Quando seu pai seguiu para a guerra contra o Paraguai (1865-1870), Hermes da Fonseca transferiu-se com a família para o Rio de Janeiro. Até então educado em casa, ingressou em 1866 no Colégio Saint Louis, mas, no mesmo ano foi expulso por indisciplina. Passou, então, a estudar no Imperial Colégio de Pedro II e no curso noturno do Liceu de Artes e Ofícios.

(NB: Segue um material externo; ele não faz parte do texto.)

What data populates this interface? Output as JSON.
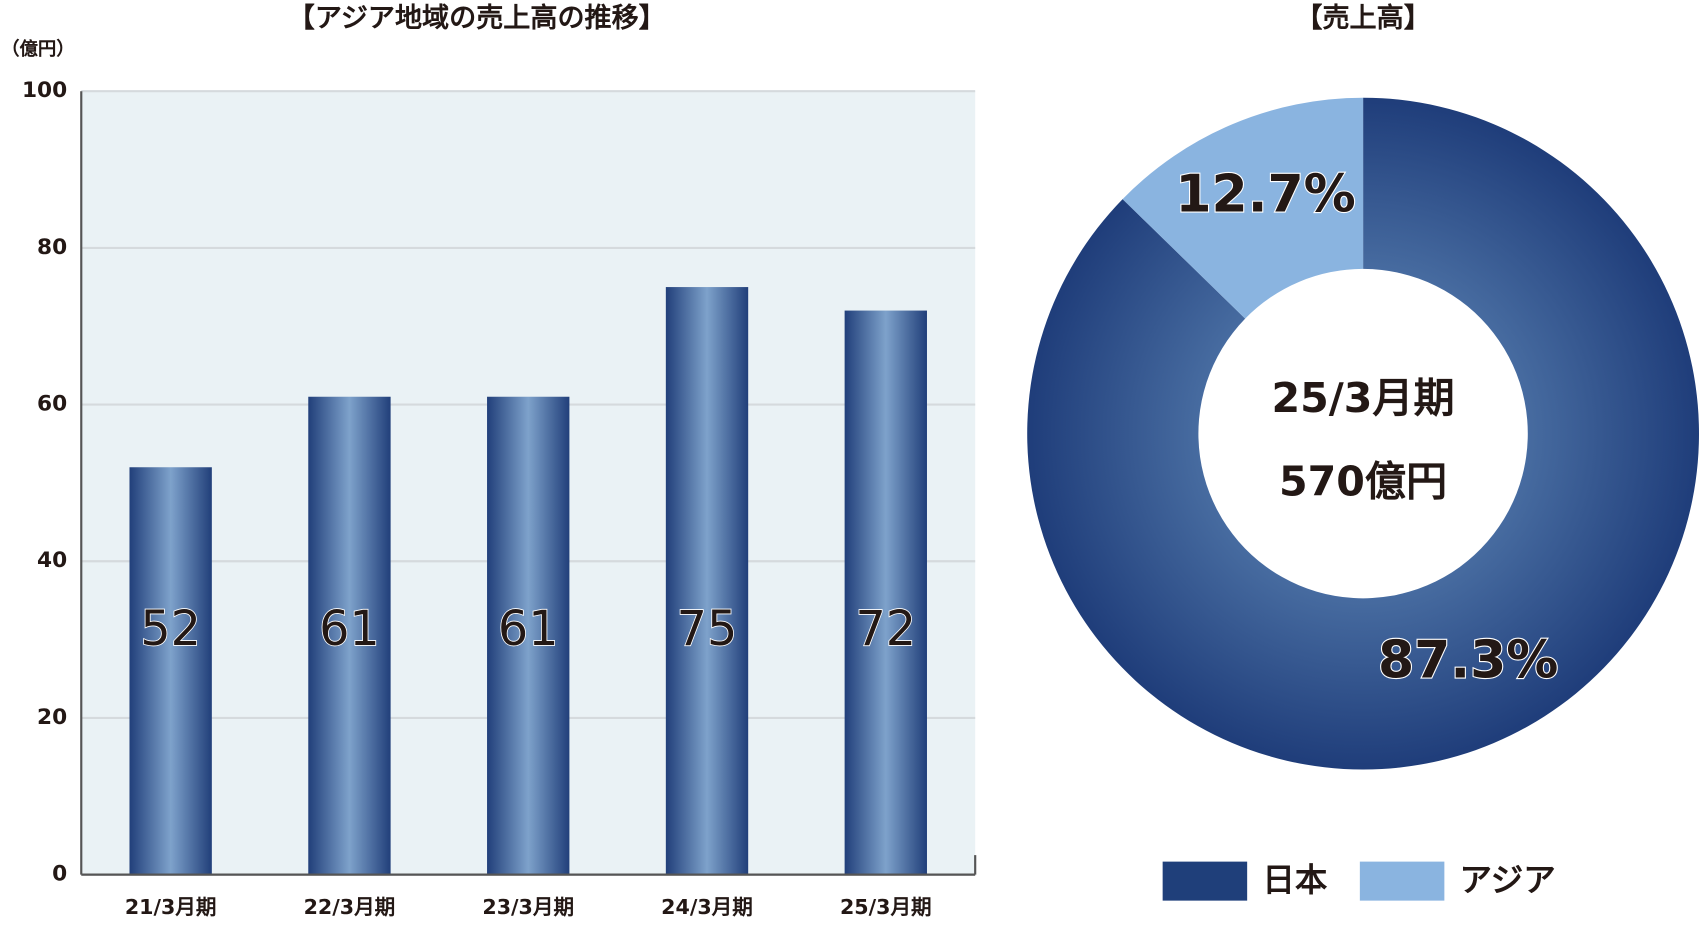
{
  "chart_data": [
    {
      "type": "bar",
      "title": "【アジア地域の売上高の推移】",
      "y_label": "（億円）",
      "categories": [
        "21/3月期",
        "22/3月期",
        "23/3月期",
        "24/3月期",
        "25/3月期"
      ],
      "values": [
        52,
        61,
        61,
        75,
        72
      ],
      "ylim": [
        0,
        100
      ],
      "yticks": [
        0,
        20,
        40,
        60,
        80,
        100
      ],
      "grid": true
    },
    {
      "type": "pie",
      "title": "【売上高】",
      "categories": [
        "日本",
        "アジア"
      ],
      "values": [
        87.3,
        12.7
      ],
      "value_labels": [
        "87.3%",
        "12.7%"
      ],
      "colors": [
        "#1f3f7a",
        "#8ab4e0"
      ],
      "center_label": [
        "25/3月期",
        "570億円"
      ],
      "legend": "bottom"
    }
  ]
}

Em 1871, obteve o bacharelado em ciências e letras, assentou praça no 1º Batalhão de Artilharia e matriculou-se na Escola Militar do Brasil, na Praia Vermelha, onde foi aluno de Benjamin Constant, um dos divulgadores da filosofia positivista no Brasil, que influenciou sua formação intelectual. Em 1876, concluiu o curso de infantaria e cavalaria, sendo promovido a segundo-tenente. Naquele mesmo ano, ingressou na Maçonaria, na Loja Ganganelli do Rio, então sob a jurisdição do Grande Oriente Unido − ao qual era ligado Joaquim Saldanha Marinho, um dos signatários do Manifesto Republicano de 1870.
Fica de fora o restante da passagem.